声を掛けようとしたクロエは、彼の衣服の右腕が鋭利な刃物で切られたように裂かれていることに気が付き、慌てて駆け寄った。
「エーリヒ、それ、どうしたの?」
急いで確認するが、衣服だけで肌には傷ひとつない。
ほっとして胸を撫で下ろしていると、エーリヒは困惑したようにクロエを見る。
そして、こうなった状況を説明してくれた。
「町で、剣を振り回して暴れている男がいた」
どうやら虐げられていた移民が我慢の限界を越え、大通りで無差別に剣を振り回していたらしい。居合わせたエーリヒは小さな子どもを庇って、咄嗟に手を出してしまったと言う。
剣をまともに受けてしまったが、切れたのは服だけだった。
「よかった……。でも、どうして?」
本当なら、大怪我をしていたところだ。
ほっと胸を撫で下ろすが、どうやって剣を防いだのだろう。
「考えられる理由はひとつ。
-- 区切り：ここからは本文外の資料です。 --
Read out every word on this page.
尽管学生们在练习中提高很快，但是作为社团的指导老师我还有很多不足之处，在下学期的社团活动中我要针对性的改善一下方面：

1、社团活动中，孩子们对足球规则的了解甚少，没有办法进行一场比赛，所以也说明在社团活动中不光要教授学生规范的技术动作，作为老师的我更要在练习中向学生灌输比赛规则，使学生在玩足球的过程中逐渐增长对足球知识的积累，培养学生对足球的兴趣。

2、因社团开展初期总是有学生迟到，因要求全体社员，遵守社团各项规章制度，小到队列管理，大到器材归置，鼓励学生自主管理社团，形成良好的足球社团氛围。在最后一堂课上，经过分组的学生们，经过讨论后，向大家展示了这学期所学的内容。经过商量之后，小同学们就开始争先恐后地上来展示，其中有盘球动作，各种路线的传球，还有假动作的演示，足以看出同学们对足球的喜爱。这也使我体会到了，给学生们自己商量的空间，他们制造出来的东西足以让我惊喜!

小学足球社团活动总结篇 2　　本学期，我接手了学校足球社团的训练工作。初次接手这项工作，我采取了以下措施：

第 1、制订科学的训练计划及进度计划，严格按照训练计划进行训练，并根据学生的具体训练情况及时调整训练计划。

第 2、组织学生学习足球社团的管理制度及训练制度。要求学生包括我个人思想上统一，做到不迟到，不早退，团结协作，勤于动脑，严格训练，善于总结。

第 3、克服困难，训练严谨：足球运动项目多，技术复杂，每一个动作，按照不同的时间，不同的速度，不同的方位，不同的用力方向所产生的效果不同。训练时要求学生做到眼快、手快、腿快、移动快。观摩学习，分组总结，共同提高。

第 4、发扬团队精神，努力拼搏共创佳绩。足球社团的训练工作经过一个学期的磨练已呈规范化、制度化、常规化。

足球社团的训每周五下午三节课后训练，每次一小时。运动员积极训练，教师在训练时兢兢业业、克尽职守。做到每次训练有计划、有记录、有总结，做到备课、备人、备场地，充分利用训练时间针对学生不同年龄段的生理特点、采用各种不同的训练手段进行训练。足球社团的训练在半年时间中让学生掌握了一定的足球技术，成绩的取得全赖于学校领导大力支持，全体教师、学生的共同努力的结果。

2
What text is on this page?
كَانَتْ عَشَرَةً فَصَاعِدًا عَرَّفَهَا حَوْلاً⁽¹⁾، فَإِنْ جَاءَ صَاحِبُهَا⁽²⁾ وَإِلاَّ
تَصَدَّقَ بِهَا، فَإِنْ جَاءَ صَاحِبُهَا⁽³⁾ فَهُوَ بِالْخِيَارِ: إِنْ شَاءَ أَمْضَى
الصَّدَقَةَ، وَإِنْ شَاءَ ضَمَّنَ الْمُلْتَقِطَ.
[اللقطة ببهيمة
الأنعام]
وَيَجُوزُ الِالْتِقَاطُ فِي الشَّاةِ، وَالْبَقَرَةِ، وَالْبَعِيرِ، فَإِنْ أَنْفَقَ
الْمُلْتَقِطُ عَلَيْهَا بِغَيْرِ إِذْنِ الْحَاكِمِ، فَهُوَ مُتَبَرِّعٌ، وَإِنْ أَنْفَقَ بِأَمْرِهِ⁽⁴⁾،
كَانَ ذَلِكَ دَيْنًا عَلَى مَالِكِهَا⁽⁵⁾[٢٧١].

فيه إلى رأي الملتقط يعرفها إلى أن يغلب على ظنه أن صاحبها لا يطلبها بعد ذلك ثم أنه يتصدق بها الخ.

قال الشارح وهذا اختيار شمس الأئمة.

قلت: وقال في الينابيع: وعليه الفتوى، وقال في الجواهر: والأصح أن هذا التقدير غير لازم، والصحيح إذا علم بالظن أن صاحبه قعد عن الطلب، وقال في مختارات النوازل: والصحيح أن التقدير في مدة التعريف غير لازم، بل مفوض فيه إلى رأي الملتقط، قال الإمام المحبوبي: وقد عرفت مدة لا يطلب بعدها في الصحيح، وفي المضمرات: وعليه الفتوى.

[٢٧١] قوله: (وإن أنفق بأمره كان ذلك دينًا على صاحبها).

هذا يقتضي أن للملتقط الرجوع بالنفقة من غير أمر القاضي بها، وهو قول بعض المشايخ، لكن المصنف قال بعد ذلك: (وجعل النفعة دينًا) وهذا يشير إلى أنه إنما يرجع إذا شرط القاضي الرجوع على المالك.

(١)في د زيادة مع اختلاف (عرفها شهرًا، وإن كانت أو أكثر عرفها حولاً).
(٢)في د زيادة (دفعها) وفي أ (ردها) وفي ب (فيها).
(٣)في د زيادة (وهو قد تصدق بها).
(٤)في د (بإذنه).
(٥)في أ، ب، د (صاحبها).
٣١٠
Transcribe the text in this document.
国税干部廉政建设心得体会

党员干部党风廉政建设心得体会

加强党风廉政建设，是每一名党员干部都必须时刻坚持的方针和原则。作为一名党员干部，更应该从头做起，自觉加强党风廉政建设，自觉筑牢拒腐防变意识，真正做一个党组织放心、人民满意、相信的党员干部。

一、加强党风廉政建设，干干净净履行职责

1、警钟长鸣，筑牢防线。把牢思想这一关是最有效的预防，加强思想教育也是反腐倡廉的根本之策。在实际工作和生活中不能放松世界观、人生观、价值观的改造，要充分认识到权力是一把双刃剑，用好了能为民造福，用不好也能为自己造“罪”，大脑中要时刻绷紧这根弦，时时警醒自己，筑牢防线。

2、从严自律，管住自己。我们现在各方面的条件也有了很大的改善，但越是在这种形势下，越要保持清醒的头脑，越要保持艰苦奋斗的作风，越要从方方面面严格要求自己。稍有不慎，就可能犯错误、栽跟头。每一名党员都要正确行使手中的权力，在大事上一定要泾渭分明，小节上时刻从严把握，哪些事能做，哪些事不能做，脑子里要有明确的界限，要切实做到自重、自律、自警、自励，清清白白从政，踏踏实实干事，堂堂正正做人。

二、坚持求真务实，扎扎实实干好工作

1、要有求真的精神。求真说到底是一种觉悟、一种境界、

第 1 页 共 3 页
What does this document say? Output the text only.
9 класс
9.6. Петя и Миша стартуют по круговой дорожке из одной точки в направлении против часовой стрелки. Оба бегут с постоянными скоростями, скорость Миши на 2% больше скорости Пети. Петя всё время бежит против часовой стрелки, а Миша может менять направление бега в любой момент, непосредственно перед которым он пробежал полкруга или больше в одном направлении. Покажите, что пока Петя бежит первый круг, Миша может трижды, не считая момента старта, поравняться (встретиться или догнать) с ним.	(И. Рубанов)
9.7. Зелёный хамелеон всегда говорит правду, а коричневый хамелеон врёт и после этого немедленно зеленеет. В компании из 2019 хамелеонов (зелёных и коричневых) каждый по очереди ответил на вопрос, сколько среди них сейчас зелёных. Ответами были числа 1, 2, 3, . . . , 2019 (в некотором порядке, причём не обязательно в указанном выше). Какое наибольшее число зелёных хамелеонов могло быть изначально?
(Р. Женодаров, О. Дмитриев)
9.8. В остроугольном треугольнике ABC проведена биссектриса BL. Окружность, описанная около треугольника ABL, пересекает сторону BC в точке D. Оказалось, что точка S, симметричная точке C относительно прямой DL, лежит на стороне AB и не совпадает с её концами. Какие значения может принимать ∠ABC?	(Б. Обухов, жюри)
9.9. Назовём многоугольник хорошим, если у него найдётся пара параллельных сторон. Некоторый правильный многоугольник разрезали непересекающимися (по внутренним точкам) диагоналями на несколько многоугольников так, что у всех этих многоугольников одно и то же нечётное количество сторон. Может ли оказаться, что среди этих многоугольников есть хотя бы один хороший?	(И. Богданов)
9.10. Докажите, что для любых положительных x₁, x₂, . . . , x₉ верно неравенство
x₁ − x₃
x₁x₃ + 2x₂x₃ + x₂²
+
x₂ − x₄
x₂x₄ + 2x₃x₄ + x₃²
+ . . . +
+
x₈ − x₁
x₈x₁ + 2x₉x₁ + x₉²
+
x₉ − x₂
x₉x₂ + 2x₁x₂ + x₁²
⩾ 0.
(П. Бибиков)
この腕はクロエに魔法をかけてもらった」
「あっ……」
その言葉で、魔法ギルドに行ったときのことを思い出す。
エーリヒは、ギルド職員に、魔法で攻撃をされた。
ギルド職員は、エーリヒが移民のクロエを魔石作りのために利用していると勘違いしたのだ。
そのとき治癒魔法をかけながら、たしかにクロエは強く願った。
治りますように。
そして、もうエーリヒが傷つきませんように、と。
「まさか、そのせいで?」
「……それしか考えられない」
エーリヒはキッチンからナイフを取り出すと、無造作に腕に突き刺そうとした。
「ま、待って!」
いくら何でも無謀すぎる。
慌てて止めようとしたが、ナイフはエーリヒの肌を傷付けることはできずに弾かれてしまった。
「……」
「………」
ふたりは顔を見合わせて黙り込む。
まさかクロエも、自分の力がこれほど強力だとは思わなかった。
「右腕、だけ?」
「あのとき魔法で治してもらったのは右腕だけだから、おそらくは」
「……試さないでね」
ナイフを持ち直そうとしたエーリヒを止めて、とりあえず落ち着こうとふたりで椅子に座った。